Originally published by The New York Times
Lucio Delgado was excited when he went to the post office last month to pick up an envelope from U.S. Citizenship and Immigration Services.
Enclosed were the results of a citizenship test that Mr. Delgado, a 23-year-old green card holder from Mexico, thought he had aced. He and his sister, who accompanied him, opened the envelope in the post office.
The letter inside said he had failed the reading portion of the test and was ineligible for naturalization.
Mr. Delgado, who is blind, was crushed.
When he took his test in May, the reading section had not been available in Braille. At an appointment with federal agents months later, he explained the problem and thought they were prepared to help him.
He decided to share his story publicly.
“I thought, ‘Well, I doubt I am the only blind immigrant or immigrant with disabilities who has been denied his or her naturalization request due to a mistake,’” he said on Friday.
The exposure seemed to work: The immigration authorities scheduled an appointment with Mr. Delgado for next week.
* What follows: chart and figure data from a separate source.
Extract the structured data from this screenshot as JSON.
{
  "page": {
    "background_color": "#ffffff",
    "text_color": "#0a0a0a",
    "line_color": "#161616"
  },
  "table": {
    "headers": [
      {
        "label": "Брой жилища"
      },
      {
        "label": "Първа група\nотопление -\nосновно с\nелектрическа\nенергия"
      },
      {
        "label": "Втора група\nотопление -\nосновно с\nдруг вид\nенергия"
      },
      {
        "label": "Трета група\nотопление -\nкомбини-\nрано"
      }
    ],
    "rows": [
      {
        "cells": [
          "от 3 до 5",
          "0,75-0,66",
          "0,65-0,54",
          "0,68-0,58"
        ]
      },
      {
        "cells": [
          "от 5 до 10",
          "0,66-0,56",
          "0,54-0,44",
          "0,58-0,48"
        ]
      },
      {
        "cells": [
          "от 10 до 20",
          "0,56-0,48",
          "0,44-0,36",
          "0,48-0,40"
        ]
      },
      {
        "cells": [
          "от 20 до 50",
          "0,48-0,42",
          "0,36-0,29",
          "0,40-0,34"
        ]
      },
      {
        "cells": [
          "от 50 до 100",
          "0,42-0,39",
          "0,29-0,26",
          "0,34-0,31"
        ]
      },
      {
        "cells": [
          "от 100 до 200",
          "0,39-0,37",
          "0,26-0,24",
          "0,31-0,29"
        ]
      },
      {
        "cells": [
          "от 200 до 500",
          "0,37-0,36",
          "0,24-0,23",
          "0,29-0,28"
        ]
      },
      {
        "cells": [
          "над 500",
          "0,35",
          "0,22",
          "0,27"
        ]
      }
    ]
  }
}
But his lawyer, Darcy Kriha, said publicity might not work for everyone trying to navigate the daunting bureaucracy that is often associated with immigration.
“It’s not hard to imagine that there have been undocumented people and their families who have not come forward because they’re afraid of being deported,” Ms. Kriha said. “We’re going to be working on trying to figure out how widespread the problem is and how it impacts undocumented individuals who have much more to lose.”
Citizenship and Immigration Services has acknowledged its challenges in the past. The results of a self-evaluation in 2018 showed that individual employees had a “strong commitment” to accessibility for people with disabilities.
“Despite this commitment, U.S.C.I.S. identified gaps and barriers, many of them systemic or procedural in nature,” the report said.
It said there had been problems with accommodating requests efficiently and a lack of materials in Braille.
“U.S.C.I.S. has policies in place to ensure accommodations are provided for people with disabilities when requested and we make every effort to ensure that these policies are followed at all times,” the agency said in a statement on Friday. “If U.S.C.I.S. becomes aware of an error in adhering to these policies, we make every effort to ensure corrections are made.”
The agency said it would provide Braille English tests for any blind or visually impaired citizenship applicant who requested them.
Many people who are blind do not use Braille, in part because new technologies have given them different ways to access text, said Mary Rosenberg, a lawyer with Access Living, a Chicago nonprofit that promotes disability rights.
“But yeah, it’s definitely a problem that people who need it, and who request Braille in various government forums, don’t receive it,” she said.
Mr. Delgado, who has been blind since birth, came to the United States when he was 16. He said he left his home in the Mexican state of Guerrero because he wanted better educational opportunities, and because his family feared the growing influence of drug cartels in his home city, Iguala.
Mr. Delgado and his relatives, who now have green cards, live in Pembroke Township, Ill., a rural area about 70 miles south of Chicago that is one of the poorest places in the state.
Mr. Delgado prepared meticulously for his citizenship test, which includes a civics exam with questions about American history and government and an English test that involves reading and writing.
He went to an optometrist for documentation to prove that he was blind. He requested a Braille reading test months ahead of his appointment. He scoured the Citizenship and Immigration Services website for practice tests and took every one he could find.
On May 21, the day of the exam, he traveled two hours on public transportation to the agency’s office in downtown Chicago. He said he aced the civics part of the test — no wrong answers — and completed some of the English exam orally.
But when it was time to test his reading skills, an agent told him that the agency did not have the materials in Braille and offered a version of the test in large print instead.
“And of course I had to say, ‘I’m totally blind,’” Mr. Delgado said.
The agent, he said, told him to go to another eye specialist — an ophthalmologist this time — within a month to get further proof of his blindness. But Mr. Delgado is uninsured.
“I had some doubts because I was wondering, ‘Why do they want me to visit another eye specialist?’” he said.
He made calls to Citizenship and Immigration Services and eventually was able to set up another appointment in Chicago on Sept. 17. Once there, agents told him they would probably be able to smooth things out so he could be naturalized.
So when the letter arrived at the post office last month, Mr. Delgado was hopeful — until his sister told him what it said.
“I felt like my world was crumbling,” he said.
That might have been the end of it. But Mr. Delgado shared his story with friends on social media, who encouraged him to contact news outlets. It worked: CBS Chicago first reported on his story last week. And this week, an agent with Citizenship and Immigration Services called Mr. Delgado to make another appointment, he said.
“I was astonished,” he said. “I didn’t know what to say.”
In its statement on Friday, Citizenship and Immigration Services said that it was “unable to comment on individual cases due to privacy protections,” so it is unclear what will happen when Mr. Delgado goes for his third appointment next week.
Mr. Delgado is not sure if he will be asked to take the English reading test in Braille, or at all.
But he has been cramming for the exam — again — just in case.